Unsupervised Machine Learning: No label or ground truth data
Pros: “If we are interested in discovering what types of labels best explain the data rather than imposing a pre-determined set of labels on the data, then we must use unsupervised rather than supervised learning.”Libbrecht & Noble, 2015, pag 4
Cons:“No supervisor telling you if you are doing right or not”.Also some algorithms require us to provide some input parameter a priori.
Type of Unsupervised Machine Learning tasks (some):
#RUN ONLY ONCE
URL_FPC<-"https://www.researchgate.net/profile/Alfred_Ultsch/publication/281492504_Fundamental_Clustering_Problems_Suite_FCPS/data/55eafe1608ae21d099c5dd95/FCPS.zip"
download.file(URL_FPC, "./data.zip")
unzip ("data.zip")
We will used some of the data sets provided in the Fundamental Clustering Problems Suite (FCPS), as well as the Iris data set. The FCPS contain several data set designed to asses the performance of unsupervised machine learning algorithms on particular clustering challenges. All these data sets provide ground truth data yo help us evaluate the performance of the difference unsupervised ML algorithms.
setwd("./FCPS/01FCPSdata")
files<-list.files()
Hepta_data<-read.table("Hepta.lrn", skip=4, header = F)[,-1]

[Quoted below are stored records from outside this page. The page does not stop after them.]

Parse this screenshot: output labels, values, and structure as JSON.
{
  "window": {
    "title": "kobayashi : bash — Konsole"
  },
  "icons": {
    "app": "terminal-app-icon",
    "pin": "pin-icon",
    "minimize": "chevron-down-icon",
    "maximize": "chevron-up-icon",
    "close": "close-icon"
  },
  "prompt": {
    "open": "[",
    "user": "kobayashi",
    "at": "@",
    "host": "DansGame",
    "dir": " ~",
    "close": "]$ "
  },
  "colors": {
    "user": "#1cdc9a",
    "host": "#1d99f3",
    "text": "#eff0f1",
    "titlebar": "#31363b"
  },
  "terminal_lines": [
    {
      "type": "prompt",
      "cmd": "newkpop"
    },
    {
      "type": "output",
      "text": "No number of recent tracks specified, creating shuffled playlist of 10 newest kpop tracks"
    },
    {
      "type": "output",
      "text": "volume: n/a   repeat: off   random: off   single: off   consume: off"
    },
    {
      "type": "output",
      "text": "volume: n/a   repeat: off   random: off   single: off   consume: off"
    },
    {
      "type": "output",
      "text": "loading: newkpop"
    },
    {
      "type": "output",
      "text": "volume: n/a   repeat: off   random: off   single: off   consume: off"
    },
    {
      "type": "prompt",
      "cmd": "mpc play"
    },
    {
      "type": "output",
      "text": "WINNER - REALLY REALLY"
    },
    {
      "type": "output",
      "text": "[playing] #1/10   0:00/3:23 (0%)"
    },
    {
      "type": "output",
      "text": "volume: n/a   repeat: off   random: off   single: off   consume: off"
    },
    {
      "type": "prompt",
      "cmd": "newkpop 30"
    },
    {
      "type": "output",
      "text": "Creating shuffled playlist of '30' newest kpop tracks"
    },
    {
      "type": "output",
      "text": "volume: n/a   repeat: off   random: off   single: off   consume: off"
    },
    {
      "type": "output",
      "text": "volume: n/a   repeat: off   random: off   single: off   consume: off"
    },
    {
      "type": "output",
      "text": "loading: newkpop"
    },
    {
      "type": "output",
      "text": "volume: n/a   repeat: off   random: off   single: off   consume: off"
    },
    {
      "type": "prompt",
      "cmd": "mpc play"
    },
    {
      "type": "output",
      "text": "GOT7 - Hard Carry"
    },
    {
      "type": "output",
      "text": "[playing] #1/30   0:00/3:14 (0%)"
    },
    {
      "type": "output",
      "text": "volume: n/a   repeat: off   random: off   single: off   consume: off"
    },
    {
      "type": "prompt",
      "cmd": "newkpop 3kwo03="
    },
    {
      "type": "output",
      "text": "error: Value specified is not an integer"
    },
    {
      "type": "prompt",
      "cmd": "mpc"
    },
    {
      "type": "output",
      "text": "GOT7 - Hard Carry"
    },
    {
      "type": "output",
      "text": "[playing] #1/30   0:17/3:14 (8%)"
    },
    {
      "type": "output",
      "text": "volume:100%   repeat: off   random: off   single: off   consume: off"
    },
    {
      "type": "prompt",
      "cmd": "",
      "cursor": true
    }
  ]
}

Hepta_class<-read.table("Hepta.cls", skip=1, header = F)[,-1]
Link_data<-read.table("Chainlink.lrn", skip=4, header = F)[,-1]
Link_class<-read.table("Chainlink.cls", skip=3, header = F)[,-1]
#As well as the iris dataset
data(iris)
Iris_data<-iris[, -5]
Iris_class<-iris[, 5]
#RGL and KNITR PACKAGE for Plotting
if (!require("rgl")) install.packages("rgl", dependencies=T)
library("rgl") #Load the Package
if (!require("knitr")) install.packages("knitr", dependencies=T)
library("knitr") #Load the Package
knit_hooks$set(webgl = hook_webgl)
mfrow3d(nr = 1, nc = 2, sharedMouse =F)
plot3d(Hepta_data,col=Hepta_class, type = "s",radius=0.2, main="Hepta Dataset")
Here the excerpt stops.